Le premier tri porte donc sur la gravité juridique de l’acte.

A. Le piercing

Le perçage d’oreilles est le cas le plus sensible, parce qu’il touche directement au corps, suppose des soins et dépasse plus difficilement le simple quotidien. En l’absence d’accord clair entre parents séparés, le risque contentieux est réel.

B. La coupe de cheveux

Une coupe banale n’a pas toujours la même portée. Mais une coupe radicale, faite contre un refus explicite, ou avec une dimension culturelle, religieuse ou identitaire, change le dossier.
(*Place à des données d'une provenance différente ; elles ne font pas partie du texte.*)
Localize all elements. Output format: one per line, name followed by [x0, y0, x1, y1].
C. La coloration ou autre transformation esthétique

Plus la transformation est visible, durable, répétée ou imposée à un enfant jeune, plus il faut sortir du discours « j’étais libre pendant mon week-end ».

II. Ce qu’il faut faire dans les premières 24 à 72 heures

La fenêtre utile est courte. Pas pour « punir », mais pour figer proprement les faits.

1. Réunir les preuves simples

Il faut conserver:

  • photos de l’état antérieur si vous en avez;
  • photos de l’état postérieur;
  • messages, SMS, courriels, captures d’écran;
  • date et lieu du salon ou de l’établissement;
  • identité de la personne qui a réalisé l’acte, si vous la connaissez;
  • et tout écrit antérieur montrant votre opposition.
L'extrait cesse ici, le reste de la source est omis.